“The problem was there before all of us. We were just born into it, like the generation before us and the one before it.”

This is how Baba described the conflict that plagued his tribe in his homeland of Ghana.

Though the tribe had a history of conflict, Baba explained, “You didn’t see it. It was something you heard about, and you knew whose side you were on, but you didn’t see anything happen.” Until 2002. The violence erupted while Baba’s uncle was leading the tribe. The problem was the same as always: kinship, chieftaincy. They were all family, but they were torn. And now the problem was no longer dormant—his uncle was killed, along with other family members—and Baba was no longer safe. Security forces in Ghana were aware of the conflict and controlled the violence within the boundaries of the tribe. “But if you went to the town, stepped out to get something from the market, they could get you,” Baba said. He pointed to his face, racked with scars.

He escaped for months at a time, first to Côte d’Ivoire, later to Niger; for four years he lived in Libya to study the Quran. At times there was peace—life went on as usual and Baba returned to his country—until the violence erupted again. But in all this time, the resounding beckon came from Europe. Everyone was saying the word. Finally, in 2010 and following the murder of his father, Baba decided to go to Spain.

Baba traveled with a group of West Africans and passed freely through Burkina Faso, Niger, and Mali, all the way to the border of Algeria. To enter Algeria or Morocco, all Africans were legally required to have a visa, unless they were traveling on Malian passports. Baba’s group acquired these in whatever way they could and passed unhassled into Algeria—only to enter the beginning of the real challenge.

North Africans were well familiar with such groups. Populated areas exercised high surveillance and patrol officers regularly deported illegal migrants to the empty no-man’s-land between borders. Baba and his companions stayed far away from the towns as they traveled through Algeria, through the border town of Maghnia, and into Morocco. At night they set up camps in the brush outside towns to minimize the chance of being captured by the police. But sometimes the police came out to the outskirts, the desertic wilderness where they slept outside, and captured them. Baba was taken back across Maghnia so many times that he memorized the path well enough to later help others across. After many attempts, they were in Morocco and up against the next challenge: Europe.

Along this journey, men from each country segregated themselves into groups, every country a small sect. However, Baba described a code of brotherhood that bonded all West Africans on the journey. They trusted each other, supported each other, and if one did wrong, they ensured that he was peacefully made to understand justice. Economically, emotionally, logistically, they were interdependent. The problem was, this code did not extend to the North Africans.

From Morocco, their mission was to find an Arab who would, for close to 1000 euros apiece, provide them with a patera, a small wooden boat, which they would use to cross the Mediterranean Sea to Spain. Their “brothers”, other West Africans who had crossed ahead of them, helped them find an Arab. But this man was not part of their brotherhood. There was no accountability.

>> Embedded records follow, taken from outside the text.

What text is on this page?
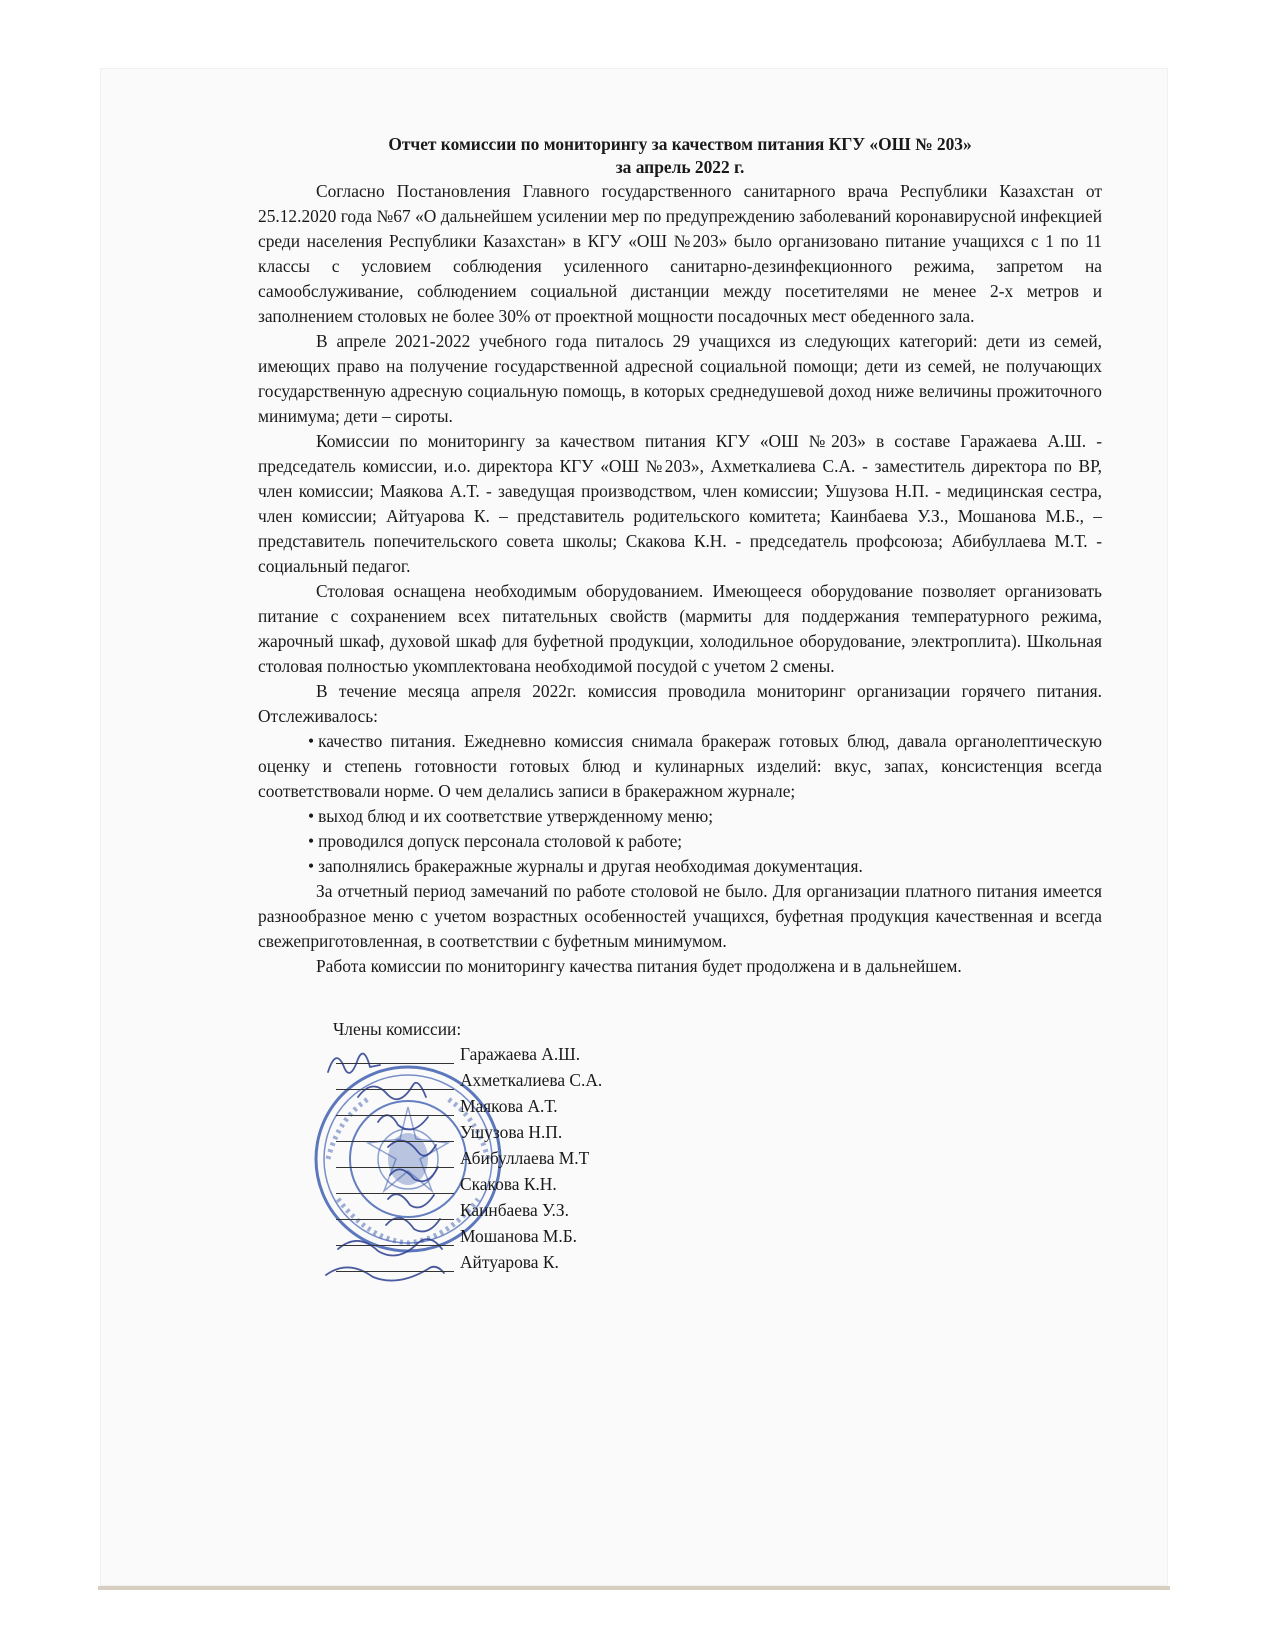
Отчет комиссии по мониторингу за качеством питания КГУ «ОШ № 203»
за апрель 2022 г.

Согласно Постановления Главного государственного санитарного врача Республики Казахстан от 25.12.2020 года №67 «О дальнейшем усилении мер по предупреждению заболеваний коронавирусной инфекцией среди населения Республики Казахстан» в КГУ «ОШ №203» было организовано питание учащихся с 1 по 11 классы с условием соблюдения усиленного санитарно-дезинфекционного режима, запретом на самообслуживание, соблюдением социальной дистанции между посетителями не менее 2-х метров и заполнением столовых не более 30% от проектной мощности посадочных мест обеденного зала.

В апреле 2021-2022 учебного года питалось 29 учащихся из следующих категорий: дети из семей, имеющих право на получение государственной адресной социальной помощи; дети из семей, не получающих государственную адресную социальную помощь, в которых среднедушевой доход ниже величины прожиточного минимума; дети – сироты.

Комиссии по мониторингу за качеством питания КГУ «ОШ №203» в составе Гаражаева А.Ш. - председатель комиссии, и.о. директора КГУ «ОШ №203», Ахметкалиева С.А. - заместитель директора по ВР, член комиссии; Маякова А.Т. - заведущая производством, член комиссии; Ушузова Н.П. - медицинская сестра, член комиссии; Айтуарова К. – представитель родительского комитета; Каинбаева У.З., Мошанова М.Б., – представитель попечительского совета школы; Скакова К.Н. - председатель профсоюза; Абибуллаева М.Т. - социальный педагог.

Столовая оснащена необходимым оборудованием. Имеющееся оборудование позволяет организовать питание с сохранением всех питательных свойств (мармиты для поддержания температурного режима, жарочный шкаф, духовой шкаф для буфетной продукции, холодильное оборудование, электроплита). Школьная столовая полностью укомплектована необходимой посудой с учетом 2 смены.

В течение месяца апреля 2022г. комиссия проводила мониторинг организации горячего питания. Отслеживалось:

• качество питания. Ежедневно комиссия снимала бракераж готовых блюд, давала органолептическую оценку и степень готовности готовых блюд и кулинарных изделий: вкус, запах, консистенция всегда соответствовали норме. О чем делались записи в бракеражном журнале;
• выход блюд и их соответствие утвержденному меню;
• проводился допуск персонала столовой к работе;
• заполнялись бракеражные журналы и другая необходимая документация.

За отчетный период замечаний по работе столовой не было. Для организации платного питания имеется разнообразное меню с учетом возрастных особенностей учащихся, буфетная продукция качественная и всегда свежеприготовленная, в соответствии с буфетным минимумом.

Работа комиссии по мониторингу качества питания будет продолжена и в дальнейшем.

Члены комиссии:
Гаражаева А.Ш.
Ахметкалиева С.А.
Маякова А.Т.
Ушузова Н.П.
Абибуллаева М.Т
Скакова К.Н.
Каинбаева У.З.
Мошанова М.Б.
Айтуарова К.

When Baba’s group of 50 people was ready to board the patera, rain and rough seas hammered the shore for days. There was no way to cross. There was also no way to wait without being caught. They returned to the town and waited for the weather to improve. Then, by the time the rain had cleared out, so had their Moroccan. So had their money. Back to square one.

The group did make it, in the end. They crossed the Sea from Morocco to Almería, where the Red Cross collected them and took them to a camp in Barcelona. It was traditionally a deportation camp and that understanding was haunting. For days Baba lived with the fear that his entire journey might have been for nothing. Then the Red Cross interrogated him and informed him that his case was one of political asylum. After several relocations, from Bilbao to Torrelavega to Santander, he settled in the Cocina Económica, the immigrant center in Santander. Currently he takes Spanish classes and works a few hours a week with the nuns that run the center.

Baba does not have papers or a real job. He arrived in 2010 when Spain was well into its economic crisis. When it was time to renew his residency, he was denied political asylum, as Ghana was seen as stable in terms of economy and politics. “Ghana did not have a problem,” Baba agreed. “Not as a country. But my tribe is still fighting.”

Beyond the fear of violence, Baba has a fear of returning home empty-handed. “I’ve wasted time,” he said. The people he left behind in Ghana got jobs, moved forward with their lives, and he fears having wasted time, energy, and money getting to Spain, only to find little in exchange.

Every day he talks to his mother. Every day she tells him to come home. “I will, Mom,” he says simply. He knows she doesn’t expect anything of him, but he feels that he must continue to provide for his mother no matter the distance, and that she must have a part of anything has, no matter how small. He will return, but before that, he is in Spain and determined to make something of it.